Patients' Endogenous Flora as the Source of "Nosocomial" Enterobacter in Cardiac Surgery

Abstract
We prospectively studied Enterobacter colonization in cardiac surgery patients receiving cefazolin prophylaxis. Fifty-eight (67%) of 87 patients became colonized, 28 by the time of admission to a Cardiac Surgery Intensive Care Unit. Enterobacter cloacae was four times more prevalent than Enterobacter aerogenes. Wefound increased Enterobacter colonization, after prophylaxis, in 45% of surgery patients.
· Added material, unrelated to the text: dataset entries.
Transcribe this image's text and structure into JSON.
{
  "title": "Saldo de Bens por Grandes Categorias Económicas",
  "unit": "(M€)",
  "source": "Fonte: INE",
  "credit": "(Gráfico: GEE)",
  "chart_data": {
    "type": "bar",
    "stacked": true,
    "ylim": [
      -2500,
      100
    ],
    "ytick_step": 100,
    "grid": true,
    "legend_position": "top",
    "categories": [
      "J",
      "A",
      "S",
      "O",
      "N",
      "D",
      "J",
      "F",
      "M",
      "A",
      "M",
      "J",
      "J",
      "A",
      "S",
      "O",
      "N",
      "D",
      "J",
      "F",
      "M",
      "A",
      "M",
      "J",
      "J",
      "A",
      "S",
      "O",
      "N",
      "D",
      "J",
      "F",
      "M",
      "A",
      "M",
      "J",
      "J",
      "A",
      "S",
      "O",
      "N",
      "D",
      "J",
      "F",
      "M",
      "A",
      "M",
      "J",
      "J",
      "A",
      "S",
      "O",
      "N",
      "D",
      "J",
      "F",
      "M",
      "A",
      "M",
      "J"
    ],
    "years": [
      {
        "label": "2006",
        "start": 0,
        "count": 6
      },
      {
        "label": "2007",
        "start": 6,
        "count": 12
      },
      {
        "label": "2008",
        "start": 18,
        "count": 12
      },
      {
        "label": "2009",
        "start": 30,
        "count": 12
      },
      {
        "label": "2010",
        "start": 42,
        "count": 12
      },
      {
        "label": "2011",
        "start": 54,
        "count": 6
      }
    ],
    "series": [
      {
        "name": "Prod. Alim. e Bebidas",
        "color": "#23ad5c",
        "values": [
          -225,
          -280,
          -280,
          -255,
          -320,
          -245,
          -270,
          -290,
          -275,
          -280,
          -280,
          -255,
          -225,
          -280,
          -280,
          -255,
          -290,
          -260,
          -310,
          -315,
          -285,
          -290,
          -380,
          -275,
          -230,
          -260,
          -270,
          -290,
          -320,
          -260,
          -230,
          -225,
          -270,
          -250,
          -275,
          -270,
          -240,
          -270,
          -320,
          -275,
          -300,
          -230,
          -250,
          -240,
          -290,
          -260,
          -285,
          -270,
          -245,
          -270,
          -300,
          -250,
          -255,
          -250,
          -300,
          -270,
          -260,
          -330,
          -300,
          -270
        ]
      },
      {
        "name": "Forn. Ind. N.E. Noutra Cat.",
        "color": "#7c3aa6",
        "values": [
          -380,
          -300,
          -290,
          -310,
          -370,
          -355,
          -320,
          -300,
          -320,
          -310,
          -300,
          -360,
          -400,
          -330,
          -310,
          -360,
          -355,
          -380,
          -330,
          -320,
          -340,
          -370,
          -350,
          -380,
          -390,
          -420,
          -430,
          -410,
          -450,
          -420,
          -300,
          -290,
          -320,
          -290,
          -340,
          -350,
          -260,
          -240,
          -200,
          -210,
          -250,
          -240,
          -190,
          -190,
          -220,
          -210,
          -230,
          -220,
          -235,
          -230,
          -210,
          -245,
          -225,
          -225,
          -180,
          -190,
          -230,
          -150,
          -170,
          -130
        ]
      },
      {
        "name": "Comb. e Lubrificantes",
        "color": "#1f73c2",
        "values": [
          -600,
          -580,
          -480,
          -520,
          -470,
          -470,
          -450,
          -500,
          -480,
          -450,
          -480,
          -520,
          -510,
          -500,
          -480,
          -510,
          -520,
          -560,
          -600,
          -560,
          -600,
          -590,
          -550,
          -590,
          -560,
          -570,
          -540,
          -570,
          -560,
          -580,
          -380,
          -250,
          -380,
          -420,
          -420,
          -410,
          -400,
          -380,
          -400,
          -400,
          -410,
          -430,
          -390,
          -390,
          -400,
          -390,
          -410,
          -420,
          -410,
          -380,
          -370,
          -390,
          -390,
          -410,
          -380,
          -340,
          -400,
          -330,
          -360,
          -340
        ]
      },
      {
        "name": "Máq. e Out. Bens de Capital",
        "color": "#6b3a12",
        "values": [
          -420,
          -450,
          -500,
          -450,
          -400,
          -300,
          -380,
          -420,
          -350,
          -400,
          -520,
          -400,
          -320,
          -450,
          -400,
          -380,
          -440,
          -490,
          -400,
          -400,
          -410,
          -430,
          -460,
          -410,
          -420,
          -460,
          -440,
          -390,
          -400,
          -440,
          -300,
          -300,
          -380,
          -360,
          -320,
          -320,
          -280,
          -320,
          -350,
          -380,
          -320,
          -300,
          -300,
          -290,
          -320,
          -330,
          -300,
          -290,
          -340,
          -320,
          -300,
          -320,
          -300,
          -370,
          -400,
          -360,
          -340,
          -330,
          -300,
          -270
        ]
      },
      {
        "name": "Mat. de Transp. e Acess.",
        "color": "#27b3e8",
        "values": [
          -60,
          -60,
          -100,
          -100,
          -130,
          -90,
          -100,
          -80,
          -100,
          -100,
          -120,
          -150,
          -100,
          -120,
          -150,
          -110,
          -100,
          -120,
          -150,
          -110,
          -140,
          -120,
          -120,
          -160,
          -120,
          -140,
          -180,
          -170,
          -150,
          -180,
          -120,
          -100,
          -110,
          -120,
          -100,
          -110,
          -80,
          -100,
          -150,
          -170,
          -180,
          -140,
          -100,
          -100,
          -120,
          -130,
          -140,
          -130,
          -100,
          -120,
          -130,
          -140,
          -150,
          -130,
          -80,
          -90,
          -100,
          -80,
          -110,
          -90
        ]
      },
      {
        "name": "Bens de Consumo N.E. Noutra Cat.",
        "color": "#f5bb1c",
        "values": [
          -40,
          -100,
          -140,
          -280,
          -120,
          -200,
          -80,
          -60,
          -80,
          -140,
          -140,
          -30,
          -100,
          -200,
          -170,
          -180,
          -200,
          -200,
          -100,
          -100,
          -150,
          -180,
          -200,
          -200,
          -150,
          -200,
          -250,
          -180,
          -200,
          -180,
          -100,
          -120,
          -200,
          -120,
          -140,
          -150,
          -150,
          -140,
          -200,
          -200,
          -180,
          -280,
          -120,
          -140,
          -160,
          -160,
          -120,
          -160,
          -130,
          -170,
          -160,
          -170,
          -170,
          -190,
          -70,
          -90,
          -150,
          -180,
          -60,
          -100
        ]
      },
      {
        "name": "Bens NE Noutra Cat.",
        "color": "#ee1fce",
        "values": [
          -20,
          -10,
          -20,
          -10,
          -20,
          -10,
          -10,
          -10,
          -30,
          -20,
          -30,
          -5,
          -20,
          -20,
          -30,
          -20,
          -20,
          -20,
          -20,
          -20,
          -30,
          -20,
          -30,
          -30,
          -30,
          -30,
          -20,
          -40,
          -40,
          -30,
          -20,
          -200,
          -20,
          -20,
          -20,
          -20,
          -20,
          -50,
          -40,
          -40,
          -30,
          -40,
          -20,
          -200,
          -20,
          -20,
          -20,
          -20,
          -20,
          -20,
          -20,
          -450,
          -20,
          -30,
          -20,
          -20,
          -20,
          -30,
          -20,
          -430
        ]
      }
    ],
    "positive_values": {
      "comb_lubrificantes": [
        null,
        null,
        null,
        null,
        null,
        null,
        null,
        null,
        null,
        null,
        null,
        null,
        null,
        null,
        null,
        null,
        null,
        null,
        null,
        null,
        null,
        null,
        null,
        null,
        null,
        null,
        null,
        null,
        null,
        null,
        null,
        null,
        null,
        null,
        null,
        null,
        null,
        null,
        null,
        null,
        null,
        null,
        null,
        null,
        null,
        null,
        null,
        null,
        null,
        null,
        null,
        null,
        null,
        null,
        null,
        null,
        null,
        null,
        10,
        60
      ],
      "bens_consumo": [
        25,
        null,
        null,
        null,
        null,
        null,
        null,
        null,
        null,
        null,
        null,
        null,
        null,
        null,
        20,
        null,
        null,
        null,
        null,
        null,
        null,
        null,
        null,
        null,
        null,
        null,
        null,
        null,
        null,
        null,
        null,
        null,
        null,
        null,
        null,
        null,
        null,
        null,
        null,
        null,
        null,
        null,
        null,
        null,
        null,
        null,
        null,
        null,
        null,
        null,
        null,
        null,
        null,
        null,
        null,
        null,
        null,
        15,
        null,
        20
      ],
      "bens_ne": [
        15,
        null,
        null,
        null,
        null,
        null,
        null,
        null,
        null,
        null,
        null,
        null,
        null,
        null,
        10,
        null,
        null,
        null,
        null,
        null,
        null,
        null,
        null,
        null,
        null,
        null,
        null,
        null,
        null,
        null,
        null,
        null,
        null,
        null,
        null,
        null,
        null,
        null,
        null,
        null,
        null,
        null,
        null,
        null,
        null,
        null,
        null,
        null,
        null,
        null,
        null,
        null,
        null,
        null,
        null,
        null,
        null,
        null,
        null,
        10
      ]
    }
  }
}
None of 25 control patients, who underwent coronary angioplasty and received no antibiotic prophylaxis, showed increased colonization (P = .001). Both groups had similar baseline rates of Enterobacter carriage. Typing showed 50 distinct strains of E. cloacae and 11 of E. aerogenes; 25% of patients carried ⩾2 strains simultaneously. In the nine cases of horizontal transmission, source patients were intubated for ⩾5 days and had heavy throat carriage of Enterobacter. No environmental sources of transmission were found. Clinical Enterobacter infection developed in 12 patients; at least nine of these were infected with a strain that had been isolated by surveillance culture. Weconclude that Enterobacter, part of the patients' endogenous flora, becomes an important pathogen when amplified by prophylactic antibiotics and is less often transmitted horizontally.